First off, I have to say, Jim Clark would hate every last thing about this. He would hate the picture, he would hate the essay, he would hate that we “wasted” two good pages that could have been used to flesh out a story or give voice to another poet. And it was precisely this position that made Jim so well-suited to serve as Editor of The Greensboro Review for over thirty years. First and foremost, the magazine was always about the stories and poems it contained. Not the outside cover, not the authors, and certainly not the editor.
The other large part of Jim Clark’s greatness as an editor came from the way he observed, the way he paid attention. Jim was never one to flinch from the hard realities of life, and he showed this in both his own prose and his editing over the decades. As long as I knew him, Jim read deeply and widely, yet conversations with him were always accommodating and generous and honest, ranging in topics from historic chess matches to Fleer bubblegum comics, from Ralph Waldo Emerson to George W. Bush.

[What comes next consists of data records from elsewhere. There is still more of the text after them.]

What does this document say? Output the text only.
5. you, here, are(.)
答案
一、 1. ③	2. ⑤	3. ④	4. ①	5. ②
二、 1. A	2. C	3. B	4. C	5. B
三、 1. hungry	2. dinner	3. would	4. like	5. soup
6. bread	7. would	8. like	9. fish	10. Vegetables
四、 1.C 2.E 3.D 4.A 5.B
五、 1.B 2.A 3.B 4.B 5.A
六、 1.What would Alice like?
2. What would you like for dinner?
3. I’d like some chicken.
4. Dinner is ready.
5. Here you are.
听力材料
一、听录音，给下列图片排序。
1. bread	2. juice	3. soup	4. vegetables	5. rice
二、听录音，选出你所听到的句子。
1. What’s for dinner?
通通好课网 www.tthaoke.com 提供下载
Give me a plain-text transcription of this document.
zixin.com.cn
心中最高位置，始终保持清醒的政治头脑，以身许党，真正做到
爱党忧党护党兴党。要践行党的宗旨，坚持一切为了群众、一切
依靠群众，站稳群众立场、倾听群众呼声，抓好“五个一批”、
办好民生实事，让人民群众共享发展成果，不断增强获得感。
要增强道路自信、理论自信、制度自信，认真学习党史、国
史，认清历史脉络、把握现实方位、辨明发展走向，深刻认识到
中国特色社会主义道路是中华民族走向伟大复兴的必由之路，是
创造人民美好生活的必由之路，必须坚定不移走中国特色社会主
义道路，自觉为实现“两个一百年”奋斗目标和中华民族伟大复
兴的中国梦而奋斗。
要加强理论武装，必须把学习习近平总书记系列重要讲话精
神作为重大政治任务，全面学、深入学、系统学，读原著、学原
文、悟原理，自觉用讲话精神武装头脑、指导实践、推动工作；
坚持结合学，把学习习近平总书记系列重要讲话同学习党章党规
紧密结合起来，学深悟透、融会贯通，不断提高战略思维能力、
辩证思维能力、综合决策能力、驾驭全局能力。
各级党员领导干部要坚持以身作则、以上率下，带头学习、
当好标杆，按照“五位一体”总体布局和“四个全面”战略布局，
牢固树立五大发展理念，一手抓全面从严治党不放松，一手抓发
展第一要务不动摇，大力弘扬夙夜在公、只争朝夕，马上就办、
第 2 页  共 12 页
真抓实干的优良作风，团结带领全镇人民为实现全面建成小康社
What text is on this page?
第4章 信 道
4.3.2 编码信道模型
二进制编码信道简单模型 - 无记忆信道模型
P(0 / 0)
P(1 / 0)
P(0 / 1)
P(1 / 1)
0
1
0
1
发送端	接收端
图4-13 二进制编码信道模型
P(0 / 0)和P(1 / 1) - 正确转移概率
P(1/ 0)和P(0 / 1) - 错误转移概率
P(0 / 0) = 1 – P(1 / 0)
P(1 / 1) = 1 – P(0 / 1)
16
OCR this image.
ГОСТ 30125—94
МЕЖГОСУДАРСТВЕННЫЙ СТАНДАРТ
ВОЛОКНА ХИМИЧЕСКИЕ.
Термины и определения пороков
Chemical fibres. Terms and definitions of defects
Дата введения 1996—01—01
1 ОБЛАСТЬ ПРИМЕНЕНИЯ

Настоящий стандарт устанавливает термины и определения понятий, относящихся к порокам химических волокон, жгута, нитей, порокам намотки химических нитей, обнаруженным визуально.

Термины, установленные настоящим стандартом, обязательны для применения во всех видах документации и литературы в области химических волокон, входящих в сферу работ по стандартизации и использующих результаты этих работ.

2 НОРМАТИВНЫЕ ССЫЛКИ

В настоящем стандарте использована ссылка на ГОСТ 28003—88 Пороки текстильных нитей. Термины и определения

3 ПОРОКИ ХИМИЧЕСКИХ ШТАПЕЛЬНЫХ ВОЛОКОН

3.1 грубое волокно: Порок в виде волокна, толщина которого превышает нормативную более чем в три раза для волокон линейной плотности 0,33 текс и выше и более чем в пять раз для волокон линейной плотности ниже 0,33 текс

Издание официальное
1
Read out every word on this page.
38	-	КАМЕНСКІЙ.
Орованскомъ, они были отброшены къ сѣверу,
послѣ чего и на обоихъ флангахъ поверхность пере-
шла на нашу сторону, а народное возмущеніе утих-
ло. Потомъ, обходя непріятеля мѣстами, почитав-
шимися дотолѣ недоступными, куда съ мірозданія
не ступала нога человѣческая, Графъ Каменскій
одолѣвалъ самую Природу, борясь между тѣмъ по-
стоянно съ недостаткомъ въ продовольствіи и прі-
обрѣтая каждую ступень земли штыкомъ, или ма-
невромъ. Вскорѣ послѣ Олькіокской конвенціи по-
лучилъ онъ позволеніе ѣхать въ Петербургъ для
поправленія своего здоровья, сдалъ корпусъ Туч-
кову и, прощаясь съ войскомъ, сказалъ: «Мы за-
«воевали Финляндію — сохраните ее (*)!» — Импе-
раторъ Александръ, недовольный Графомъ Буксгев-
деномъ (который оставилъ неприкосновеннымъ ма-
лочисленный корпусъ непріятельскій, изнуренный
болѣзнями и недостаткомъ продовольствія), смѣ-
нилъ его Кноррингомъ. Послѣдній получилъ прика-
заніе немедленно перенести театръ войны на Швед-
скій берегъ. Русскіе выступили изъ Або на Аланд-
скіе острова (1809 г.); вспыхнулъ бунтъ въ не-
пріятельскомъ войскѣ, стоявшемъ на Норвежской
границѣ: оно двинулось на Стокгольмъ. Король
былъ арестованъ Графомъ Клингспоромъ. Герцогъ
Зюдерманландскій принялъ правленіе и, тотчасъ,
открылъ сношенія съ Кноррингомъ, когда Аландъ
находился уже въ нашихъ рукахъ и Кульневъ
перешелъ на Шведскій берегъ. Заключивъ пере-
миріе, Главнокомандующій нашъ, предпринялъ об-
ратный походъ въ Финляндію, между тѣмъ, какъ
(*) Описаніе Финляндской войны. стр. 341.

Jim once said that the best fiction works like this: there’s a story, and somewhere in its narrative floor is a trapdoor that, once discovered, leads the reader below the surface to a big room filled with a richness of stuff: allusive artifacts, bits and pieces of our collective history on this planet. And that’s where Jim preferred to stake his ground—below the surface, working like a wizard or mad scientist to pull together the disparate and overlooked and somehow, beyond all reason, mix everything so that the surface elements bloomed effortlessly, brilliantly. When Wordsworth speaks of finding the “greatest things from the least suggestion,” I like to think it has to do with this kind of attentiveness.
A former colleague of Jim’s recently reminded me that Jim always signed off his correspondence with “Best,” and I want to end here with that because, well, that is what Jim Clark was: the best. The best of bosses, the best of editors, the best of people.